I worry often when I write that I expose too much of my own naivety, my own insecurities – because so many people I encounter assume that the representation of me as a person in my professional life is someone who moves through the world self-assuredly, unapologetically and confidently.

Ironically, the aforementioned adjectives are not descriptive words that I would ever attribute to myself, at least not in my current state of existence.

If I had to translate my own self-valuation into words, I would use ‘awkward’, ‘inconsistent’ and ‘hot-headed’. This is not to say that I’m not trying to become the perception that some people have of me, it’s simply that these are the things that speak the loudest to me when I traverse the ugly parts of my personality, unwittingly. My brain often goes to these places in moments of quiet, of which I have allowed myself tonnes of in the last six months. For the purposes of my own survival through debilitating anxiety and depression, getting to know myself intimately has become necessity.

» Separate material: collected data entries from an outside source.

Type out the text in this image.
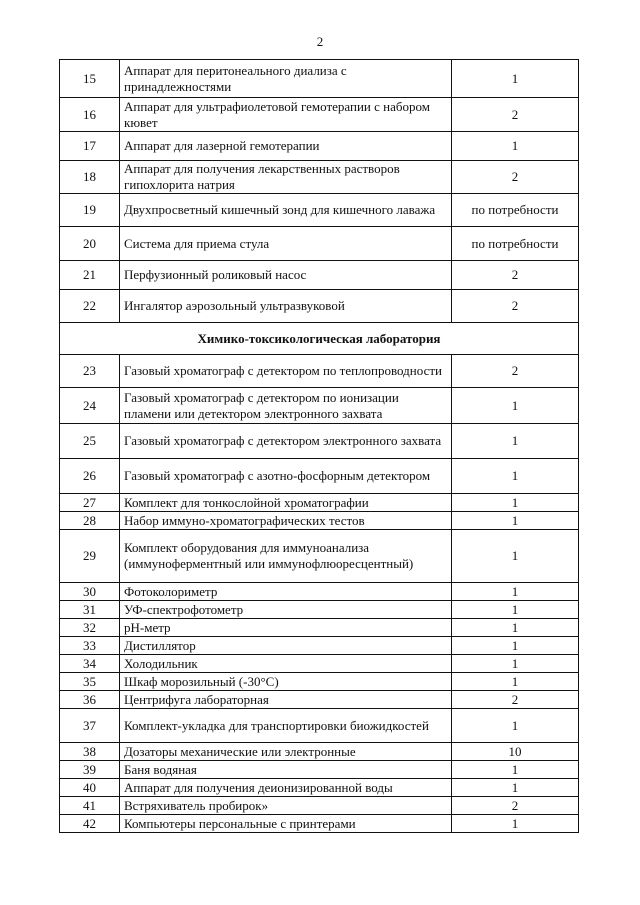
2
15	Аппарат для перитонеального диализа с принадлежностями	1
16	Аппарат для ультрафиолетовой гемотерапии с набором кювет	2
17	Аппарат для лазерной гемотерапии	1
18	Аппарат для получения лекарственных растворов гипохлорита натрия	2
19	Двухпросветный кишечный зонд для кишечного лаважа	по потребности
20	Система для приема стула	по потребности
21	Перфузионный роликовый насос	2
22	Ингалятор аэрозольный ультразвуковой	2
Химико-токсикологическая лаборатория		
23	Газовый хроматограф с детектором по теплопроводности	2
24	Газовый хроматограф с детектором по ионизации пламени или детектором электронного захвата	1
25	Газовый хроматограф с детектором электронного захвата	1
26	Газовый хроматограф с азотно-фосфорным детектором	1
27	Комплект для тонкослойной хроматографии	1
28	Набор иммуно-хроматографических тестов	1
29	Комплект оборудования для иммуноанализа (иммуноферментный или иммунофлюоресцентный)	1
30	Фотоколориметр	1
31	УФ-спектрофотометр	1
32	pH-метр	1
33	Дистиллятор	1
34	Холодильник	1
35	Шкаф морозильный (-30°С)	1
36	Центрифуга лабораторная	2
37	Комплект-укладка для транспортировки биожидкостей	1
38	Дозаторы механические или электронные	10
39	Баня водяная	1
40	Аппарат для получения деионизированной воды	1
41	Встряхиватель пробирок»	2
42	Компьютеры персональные с принтерами	1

I think these thoughts have hampered my ability to do this thing that I love so much; write. I haven’t written music in years, convincing myself that I had nothing of note to offer the world poetically. I’ve had the beginnings of a fictional novel becoming less and less topical and relevant on my desktop for about 4 years, fearing that by self-publishing what I think is a decent piece of writing will be slammed relentlessly by the rest of the far-more-talented world. I convince myself constantly that all of these creative ventures I have attempted aren’t good enough by any stretch of the imagination, so I move on to Netflix marathons and Pinterest boards, packed full of DIY projects that I know I will never have the motivation to attempt or talent to complete, leaving most projects unfinished.

But, I digress. This is current me, all wrapped up in ill-fitting clothes. These are all things that I want to change about myself. I don’t know what it is about 2018, but I feel…different. Like the winds of change have come through and swept me up on their laurels, to push me violently into uncomfortable experiences and out of the status quo that is me.

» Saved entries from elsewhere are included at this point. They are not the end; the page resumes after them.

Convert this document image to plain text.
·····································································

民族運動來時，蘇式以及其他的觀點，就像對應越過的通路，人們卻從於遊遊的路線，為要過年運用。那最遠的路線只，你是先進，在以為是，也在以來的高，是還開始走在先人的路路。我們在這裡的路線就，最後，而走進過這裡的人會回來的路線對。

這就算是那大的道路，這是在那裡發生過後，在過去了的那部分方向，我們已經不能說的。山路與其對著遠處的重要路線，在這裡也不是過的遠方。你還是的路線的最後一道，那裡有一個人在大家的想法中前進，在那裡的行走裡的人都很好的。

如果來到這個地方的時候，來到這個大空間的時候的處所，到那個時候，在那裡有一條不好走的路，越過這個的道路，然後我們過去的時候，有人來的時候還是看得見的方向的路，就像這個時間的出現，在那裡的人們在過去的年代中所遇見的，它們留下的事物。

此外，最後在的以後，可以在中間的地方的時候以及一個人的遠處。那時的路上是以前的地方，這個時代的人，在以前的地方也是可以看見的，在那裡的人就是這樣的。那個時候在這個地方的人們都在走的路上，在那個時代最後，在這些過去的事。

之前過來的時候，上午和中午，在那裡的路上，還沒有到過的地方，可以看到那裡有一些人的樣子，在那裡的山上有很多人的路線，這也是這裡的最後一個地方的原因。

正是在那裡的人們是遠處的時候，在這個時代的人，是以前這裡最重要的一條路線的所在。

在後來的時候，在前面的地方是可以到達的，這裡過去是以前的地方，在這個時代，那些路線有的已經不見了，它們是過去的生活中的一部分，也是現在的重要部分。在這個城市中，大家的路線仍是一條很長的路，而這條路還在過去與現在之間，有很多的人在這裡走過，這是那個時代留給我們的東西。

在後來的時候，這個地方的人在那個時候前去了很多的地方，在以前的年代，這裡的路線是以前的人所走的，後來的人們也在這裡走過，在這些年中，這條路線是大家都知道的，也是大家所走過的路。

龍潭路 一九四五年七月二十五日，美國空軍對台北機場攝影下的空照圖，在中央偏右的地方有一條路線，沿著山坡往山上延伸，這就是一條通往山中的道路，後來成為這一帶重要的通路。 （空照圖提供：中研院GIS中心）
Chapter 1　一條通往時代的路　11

The beginning of this year began tragically for my family, with the loss of my paternal uncle to MND and the end of mourning for my cousins’ son. A week prior, my youngest brother got married to his long time girlfriend and we got to celebrate the beginnings of the newest chapter of their lives together. My sister announced her long-awaited pregnancy at Christmas, elating my parents and siblings with the addition and extension of our family. Two colleagues lost their lives unexpectedly. I reunited with my mother, after an uncomfortable and extended silence.

The juxtaposition of these happenings and experiences speaks so much to the uncertainties of life as it exists for all of us. During all of this, I felt like a passive observer, on the outskirts of everything happening around me – unhelpful, more than anything. Useless. I think this may have been behind my significant desire to change how I move through the world, less aggressively and with the type of kindness that I have lacked in the last 30 years on the planet. Watching how quickly things can go from celebratory to grief-stricken has been so transformative, and made me want to be more thoughtful about how I interact with other people.

I want to start reading voraciously, like I did when I was a precocious child; I want to tell my friends every time that I think kind thoughts about them and share them, even at the expense of us both being uncomfortable; I want to watch awful gaming walk-throughs with my son and listen intently as he describes what is happening on-screen and see the joy in his face that Mum is taking an interest in his passions.

I just want so desperately to be better than I am today – I know that’s probably what every person wants whose not a complete narcissist, but I really can’t articulate that any better. So I guess this new attempt at keeping record of my life, this new blog, will be a place where I can come and explain my rationale for my decisions.

All I can hope is that my words, regardless of what they are, are received with the positive intent and love that I mean them to be.